Родился в Кронштадте в семье военно-морского врача. Вырос в Царском Селе. Учился в гимназии, где директором был Иннокентий Анненский, прививший Гумилеву любовь к литературе. Первый поэтический сборник «Путь конкистадоров» опубликован в 1905 г. Изучал французскую литературу в Сорбонне (1907–1908). Путешествовал по Африке (1907, 1910, 1913). В 1910 г. женился на А. Горенко (Ахматовой), в 1912 родился сын Лев.

До войны 1914 г. стал известной литературной фигурой: поэт (сборники «Романтические цветы», «Жемчуга», «Чужое небо»), член редколлегии и литературный критик Петербургского журнала «Аполлон», создатель и глава поэтической школы акмеистов («Цех поэтов», куда входили А. Ахматова, О. Мандельштам, С. Городецкий, В. Нарбут, М. Зенкевич — акмеистов было только шесть!)

В 1914 г. добровольно пошел на войну, дважды награжден Георгиевским крестом. Военные впечатления послужили материалом для книги «Записки кавалериста» и стихотворного сборника «Колчан».

После 1917 г. Гумилев активно занят литературной работой: он член редколлегии горьковской «Всемирной литературы», лектор Пролеткульта, литературный критик, переводчик. В 1921 г. сменил А. Блока в должности руководителя Петербургского отделения Всероссийского союза поэтов. Выходят поэтические сборники «Костер» (1918), «Шатер» (1921), «Огненный столп» (после смерти поэта).

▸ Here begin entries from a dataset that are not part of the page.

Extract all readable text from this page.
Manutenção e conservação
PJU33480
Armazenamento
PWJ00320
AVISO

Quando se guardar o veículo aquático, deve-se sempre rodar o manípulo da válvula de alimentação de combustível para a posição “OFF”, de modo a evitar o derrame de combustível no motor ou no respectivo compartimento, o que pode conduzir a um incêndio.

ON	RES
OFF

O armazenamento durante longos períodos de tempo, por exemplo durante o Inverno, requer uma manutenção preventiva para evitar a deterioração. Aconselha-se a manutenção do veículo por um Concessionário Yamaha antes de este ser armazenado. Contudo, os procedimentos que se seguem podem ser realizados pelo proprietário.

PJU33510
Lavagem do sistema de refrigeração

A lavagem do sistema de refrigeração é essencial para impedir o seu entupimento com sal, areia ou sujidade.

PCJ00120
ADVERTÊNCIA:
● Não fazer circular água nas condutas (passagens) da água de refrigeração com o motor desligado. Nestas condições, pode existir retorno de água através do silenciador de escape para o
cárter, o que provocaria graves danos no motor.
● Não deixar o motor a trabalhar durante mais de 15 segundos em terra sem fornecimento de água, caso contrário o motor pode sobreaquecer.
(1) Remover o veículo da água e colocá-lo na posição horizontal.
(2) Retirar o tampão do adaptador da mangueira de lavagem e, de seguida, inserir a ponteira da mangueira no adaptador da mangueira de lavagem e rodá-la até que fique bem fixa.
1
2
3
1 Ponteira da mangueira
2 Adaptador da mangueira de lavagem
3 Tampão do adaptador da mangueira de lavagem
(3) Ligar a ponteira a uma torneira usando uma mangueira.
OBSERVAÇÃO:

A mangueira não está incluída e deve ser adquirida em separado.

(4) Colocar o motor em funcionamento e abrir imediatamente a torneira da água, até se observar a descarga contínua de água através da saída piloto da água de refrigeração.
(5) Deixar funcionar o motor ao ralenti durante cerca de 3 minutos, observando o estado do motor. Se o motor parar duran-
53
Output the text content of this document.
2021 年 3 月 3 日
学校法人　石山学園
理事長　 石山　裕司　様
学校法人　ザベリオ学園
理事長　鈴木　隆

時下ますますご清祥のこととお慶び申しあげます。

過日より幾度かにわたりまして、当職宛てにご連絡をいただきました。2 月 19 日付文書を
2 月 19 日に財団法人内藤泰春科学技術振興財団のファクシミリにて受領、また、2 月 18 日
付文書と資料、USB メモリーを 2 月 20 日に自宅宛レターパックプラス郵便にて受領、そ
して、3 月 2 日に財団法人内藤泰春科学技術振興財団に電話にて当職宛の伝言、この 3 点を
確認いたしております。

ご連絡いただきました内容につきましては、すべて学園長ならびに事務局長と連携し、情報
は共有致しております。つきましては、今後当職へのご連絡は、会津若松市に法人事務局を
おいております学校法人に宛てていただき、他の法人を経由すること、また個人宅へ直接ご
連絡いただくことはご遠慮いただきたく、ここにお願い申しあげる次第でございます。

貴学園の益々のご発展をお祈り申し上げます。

3 августа 1921 г. арестован по делу Таганцева, обвинен в организации контрреволюционного монархического заговора и 24 августа расстрелян в числе 61 участника заговора. Место погребения неизвестно — Николай Гумилев открыл скорбный перечень загубленных Советской властью поэтов, могилы которых затеряны в массе братских захоронений безвинных зеков.

Хотя после гибели стихи Гумилева не переиздавались, они постоянно ходили в списках, особенно начиная с 50-х годов, момента возникновения Самиздата.

Наиболее полным изданием творческого наследия Н. Гумилева является «Собрание сочинений» в четырех томах, под редакцией проф. Г. П. Струве и Б. А. Филиппова, вышедшее в «Издательстве книжного магазина Victor Kamkin, Inc», Вашингтон, 1962.

Издательство «ТЕРРА-TERRA» в 1991 г. воспроизвело это издание.

Стихотворение из цикла «Путь конкистадоров»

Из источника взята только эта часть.